SAN FRANCISCO Ryan Vogelsong, who goes into an ornery self-imposed silence on days he pitches, so that one is left to guess what's behind the stone face, made his intentions known early Sunday.
The right-hander came out pumping fastballs, 12 in a row, and after painting one on the corner to end the first inning, Vogelsong stalked toward the dugout, shoulders squared, head down.
In a grander sense, Vogelsong's duty in Game 6 of the National League Championship Series was to get the ball to Matt Cain for Game 7. He did it by bulling through seven innings in the Giants' 6-1 win over St. Louis, asserting his own stature in these playoffs and whittling this series down to one winner-take-all game.
It will be Cain against the Cardinals' Kyle Lohse in Game 7, a date with the Detroit Tigers in the World Series on the line.
"One win away from the World Series, pretty close to that," said closer Sergio Romo, who sealed the win with a scoreless ninth. "What a feeling it was for us before, those of us who were on that team before in 2010.
"Yeah, I want to get to that feeling. I want to get there again."
The Giants won for the fifth time this postseason when facing elimination. Today, in the first Game 7 in San Francisco in 50 years, they will try to become just the fifth N.L. team to fall behind 3-1 in a best-of-seven playoff series and come back to win.
"We had to fight hard to be in this position," said catcher Buster Posey. "As good as it is to win these two games, we know it's not done yet."

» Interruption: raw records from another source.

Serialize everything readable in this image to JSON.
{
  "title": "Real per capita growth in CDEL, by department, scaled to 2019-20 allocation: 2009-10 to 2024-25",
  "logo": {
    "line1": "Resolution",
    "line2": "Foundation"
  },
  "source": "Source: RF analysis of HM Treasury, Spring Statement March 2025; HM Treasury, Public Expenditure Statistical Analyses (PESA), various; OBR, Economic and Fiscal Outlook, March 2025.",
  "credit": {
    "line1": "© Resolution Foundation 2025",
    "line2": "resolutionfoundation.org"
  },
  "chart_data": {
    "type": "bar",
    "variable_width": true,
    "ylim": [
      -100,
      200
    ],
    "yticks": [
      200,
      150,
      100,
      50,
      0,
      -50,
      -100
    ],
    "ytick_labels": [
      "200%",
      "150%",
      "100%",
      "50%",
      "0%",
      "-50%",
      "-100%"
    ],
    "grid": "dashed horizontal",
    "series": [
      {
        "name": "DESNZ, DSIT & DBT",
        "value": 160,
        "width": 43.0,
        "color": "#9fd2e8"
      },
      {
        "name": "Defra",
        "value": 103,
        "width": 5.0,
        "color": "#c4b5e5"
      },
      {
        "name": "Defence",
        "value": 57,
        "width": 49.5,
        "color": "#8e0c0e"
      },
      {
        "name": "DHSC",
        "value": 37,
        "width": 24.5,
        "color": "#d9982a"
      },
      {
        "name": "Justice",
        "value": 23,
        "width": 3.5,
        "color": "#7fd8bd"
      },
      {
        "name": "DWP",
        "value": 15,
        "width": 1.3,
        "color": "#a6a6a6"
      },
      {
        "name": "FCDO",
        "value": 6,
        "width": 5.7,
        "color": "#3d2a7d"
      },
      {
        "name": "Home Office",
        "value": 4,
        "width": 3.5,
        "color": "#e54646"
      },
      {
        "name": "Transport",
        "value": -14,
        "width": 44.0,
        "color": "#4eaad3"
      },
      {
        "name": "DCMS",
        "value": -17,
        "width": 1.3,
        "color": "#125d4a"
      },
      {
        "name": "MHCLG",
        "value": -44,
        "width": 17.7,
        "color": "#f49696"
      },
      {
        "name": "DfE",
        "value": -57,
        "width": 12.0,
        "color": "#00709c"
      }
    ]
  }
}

In three postseason starts, Vogelsong has allowed three runs over 19 innings and struck out 18. He departed Game 6 with a line nearly identical to the one he posted in Game 2 seven innings, four hits and one run allowed. The difference Sunday was his nine strikeouts, a career high.
Vogelsong struck out the side in the first, getting leadoff man Jon Jay swinging on a 94-mph fastball and freezing Allen Craig on a two-seamer at 93 mph.
Asked where the extra oomph came from, Vogelsong said, "The environment. The fans. They were into it early, and the adrenaline is going, and it puts miles per hour on your fastball."
It became clear early, Posey said, that Vogelsong was commanding the fastball on both sides of the plate. He struck out six of the first nine hitters he faced and didn't allow a hit until Daniel Descalso's broken-bat liner with two outs in the fifth.
"It was electric, there's no doubt about it," Posey said.
The Cardinals finally snapped a 15-inning scoring drought in the sixth, when Carlos Beltran doubled and scored on Craig's single. That was all Vogelsong allowed.
The announced crowd of 43,070 seemed to sense what was coming as the Giants jumped ahead in the first against Cardinals right-hander Chris Carpenter, who lost twice to Vogelsong in the series.
Marco Scutaro drew a walk, and Pablo Sandoval doubled over Jay in center. Posey then hit a chopper to third. David Freese appeared to have a play at home on Scutaro but couldn't find a grip on the ball, and he settled for the out at first.
Scutaro added two hits, including a two-run double in the Giants' four-run second inning, and is hitting .458 (11 for 24) in the series.
Again, the Giants made a big inning out of a Cardinals error. In the second, shortstop Pete Kozma couldn't handle a slow chopper off Vogelsong's bat with runners on first and third and one out, letting one run in.
Two batters later, Scutaro delivered the two-out double. Sandoval then singled to drive in Scutaro for his team-leading eighth RBI of the postseason.
"I was looking for the oxygen," quipped Vogelsong, who scored from first on Scutaro's double. "But to have a cushion like that early definitely allows you to attack the plate a little more, especially with the offense they have over there."
The Giants now must win a sixth elimination game if they are to extend their season. It has been done before once by the 1985 Kansas City Royals. And. of course, the Cardinals were down to their last strike in the division series in Washington.
"You could've probably predicted it before the series started," said first baseman Brandon Belt. "Neither of us give up."